Alaska Democratic Party leaders cheered Peltola’s win.

“Alaskans have made clear they want a rational, steadfast, honest and caring voice speaking for them in Washington D.C., not opportunists and extremists associated with the Alaska Republican Party,” state Democratic party chair Michael Wenstrup said in a statement.

Wednesday’s results were a disappointment for Palin, who was looking to make a political comeback 14 years after she was vaulted onto the national stage when John McCain selected her to be his running mate in the 2008 presidential election. In her run for the House seat, she had widespread name recognition and won the endorsement of former President Donald Trump.

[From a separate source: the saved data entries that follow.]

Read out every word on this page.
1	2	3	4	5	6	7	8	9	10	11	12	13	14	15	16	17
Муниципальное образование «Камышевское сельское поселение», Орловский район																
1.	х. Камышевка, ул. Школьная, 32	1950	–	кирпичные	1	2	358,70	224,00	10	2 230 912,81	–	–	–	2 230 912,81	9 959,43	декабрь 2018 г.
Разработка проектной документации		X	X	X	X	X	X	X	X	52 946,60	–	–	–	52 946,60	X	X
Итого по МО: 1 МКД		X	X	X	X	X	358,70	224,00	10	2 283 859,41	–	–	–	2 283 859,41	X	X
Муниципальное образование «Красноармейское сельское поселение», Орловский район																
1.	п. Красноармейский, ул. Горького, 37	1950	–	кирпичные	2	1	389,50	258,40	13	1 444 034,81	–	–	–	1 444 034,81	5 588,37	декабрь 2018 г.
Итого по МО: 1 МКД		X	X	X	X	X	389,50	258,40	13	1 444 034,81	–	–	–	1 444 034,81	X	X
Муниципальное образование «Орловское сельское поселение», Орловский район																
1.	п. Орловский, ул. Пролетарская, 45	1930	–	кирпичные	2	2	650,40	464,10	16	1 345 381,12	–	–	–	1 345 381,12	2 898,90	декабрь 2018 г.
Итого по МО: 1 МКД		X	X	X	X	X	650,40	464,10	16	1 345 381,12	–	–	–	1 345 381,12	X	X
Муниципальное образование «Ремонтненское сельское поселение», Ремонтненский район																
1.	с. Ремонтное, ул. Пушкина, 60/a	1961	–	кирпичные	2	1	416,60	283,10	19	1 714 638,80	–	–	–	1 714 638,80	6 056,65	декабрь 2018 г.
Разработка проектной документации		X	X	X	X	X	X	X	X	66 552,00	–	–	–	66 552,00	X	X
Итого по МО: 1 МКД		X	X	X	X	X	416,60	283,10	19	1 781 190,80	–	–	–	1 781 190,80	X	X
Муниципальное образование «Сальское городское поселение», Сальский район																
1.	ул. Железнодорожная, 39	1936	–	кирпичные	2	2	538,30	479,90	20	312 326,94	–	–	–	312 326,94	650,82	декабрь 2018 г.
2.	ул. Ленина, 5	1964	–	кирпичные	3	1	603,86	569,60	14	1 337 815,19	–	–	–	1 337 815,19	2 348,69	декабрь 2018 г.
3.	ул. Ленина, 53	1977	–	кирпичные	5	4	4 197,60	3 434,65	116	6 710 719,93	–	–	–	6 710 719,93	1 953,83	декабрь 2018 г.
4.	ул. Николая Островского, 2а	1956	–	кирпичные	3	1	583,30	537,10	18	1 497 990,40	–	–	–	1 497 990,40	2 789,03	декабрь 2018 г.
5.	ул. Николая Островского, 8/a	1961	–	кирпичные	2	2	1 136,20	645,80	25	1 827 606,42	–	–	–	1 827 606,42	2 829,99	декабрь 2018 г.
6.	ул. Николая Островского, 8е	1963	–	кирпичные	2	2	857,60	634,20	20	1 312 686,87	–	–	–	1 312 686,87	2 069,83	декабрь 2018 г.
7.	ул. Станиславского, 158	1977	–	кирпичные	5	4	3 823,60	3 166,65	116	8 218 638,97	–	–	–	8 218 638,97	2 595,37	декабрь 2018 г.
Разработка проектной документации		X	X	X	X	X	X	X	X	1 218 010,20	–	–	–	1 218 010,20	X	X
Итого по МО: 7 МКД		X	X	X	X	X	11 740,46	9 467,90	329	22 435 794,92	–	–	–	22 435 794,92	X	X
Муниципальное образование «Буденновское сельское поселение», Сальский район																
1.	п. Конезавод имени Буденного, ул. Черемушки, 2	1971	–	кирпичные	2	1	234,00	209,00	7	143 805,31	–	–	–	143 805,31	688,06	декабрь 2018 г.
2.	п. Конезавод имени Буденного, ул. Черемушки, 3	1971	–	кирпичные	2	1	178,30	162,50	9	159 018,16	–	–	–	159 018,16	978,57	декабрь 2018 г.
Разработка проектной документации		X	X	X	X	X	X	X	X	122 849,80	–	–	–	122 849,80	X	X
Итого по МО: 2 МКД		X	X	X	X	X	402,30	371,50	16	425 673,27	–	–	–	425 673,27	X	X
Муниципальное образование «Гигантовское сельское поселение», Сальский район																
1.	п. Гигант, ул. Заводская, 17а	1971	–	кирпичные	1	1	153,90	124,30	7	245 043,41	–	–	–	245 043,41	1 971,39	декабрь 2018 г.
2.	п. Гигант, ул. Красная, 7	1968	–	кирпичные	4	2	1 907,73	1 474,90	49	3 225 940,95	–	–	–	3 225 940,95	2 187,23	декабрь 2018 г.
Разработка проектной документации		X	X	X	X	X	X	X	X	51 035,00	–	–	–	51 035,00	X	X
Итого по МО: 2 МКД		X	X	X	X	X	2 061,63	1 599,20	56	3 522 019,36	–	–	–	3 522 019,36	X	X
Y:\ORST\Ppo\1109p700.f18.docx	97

After Peltola’s victory was announced, Palin called the ranked voting system “crazy, convoluted, confusing.”

“Though we’re disappointed in this outcome, Alaskans know I’m the last one who’ll ever retreat,” Palin said in a statement.

Begich in a statement congratulated Peltola while looking forward to the November election.

During the campaign, critics questioned Palin’s commitment to Alaska, citing her decision to resign as governor in July 2009, partway through her term. Palin went on to become a conservative commentator on TV and appeared in reality television programs, among other pursuits.

Palin has insisted her commitment to Alaska never wavered and said ahead of the special election that she had “signed up for the long haul.”

Peltola, a former state lawmaker who most recently worked for a commission whose goal is to rebuild salmon resources on the Kuskokwim River, cast herself as a “regular” Alaskan. “I’m not a millionaire. I’m not an international celebrity,” she said.

Peltola has said she was hopeful that the new system would allow more moderate candidates to be elected.

During the campaign, she emphasized her support of abortion rights and said she wanted to elevate issues of ocean productivity and food security. Peltola said she got a boost after the June special primary when she won endorsements from Democrats and independents who had been in the race. She said she believed her positive messaging also resonated with voters.

“It’s been very attractive to a lot of people to have a message of working together and positivity and holding each other up and unity and as Americans none of us are each other’s enemy,” she said. “That is just a message that people really need to hear right now.”

Alaska voters in 2020 approved an elections process that replaced party primaries with open primaries. Under the new system, ranked voting is used in general elections.

Under ranked voting, ballots are counted in rounds. A candidate can win outright with more than 50% of the vote in the first round. If no one hits that threshold, the candidate with the fewest votes is eliminated. Voters who chose that candidate as their top pick have their votes count for their next choice. Rounds continue until two candidates remain, and whoever has the most votes wins.

In Alaska, voters last backed a Democrat for president in 1964. The number of registered voters who are unaffiliated with a party is greater than the number of registered Republicans or Democrats combined, according to statistics from the Division of Elections.

The last Democratic member of Alaska’s congressional delegation was Mark Begich, Nick Begich’s uncle, who served one term in the U.S. Senate and lost his 2014 reelection bid.

Alaska’s U.S. senators, Republicans Lisa Murkowski and Dan Sullivan, congratulated Peltola.

Murkowski said Peltola “has a long track record of public service to our great state.” Murkowski and Peltola were in the state Legislature together.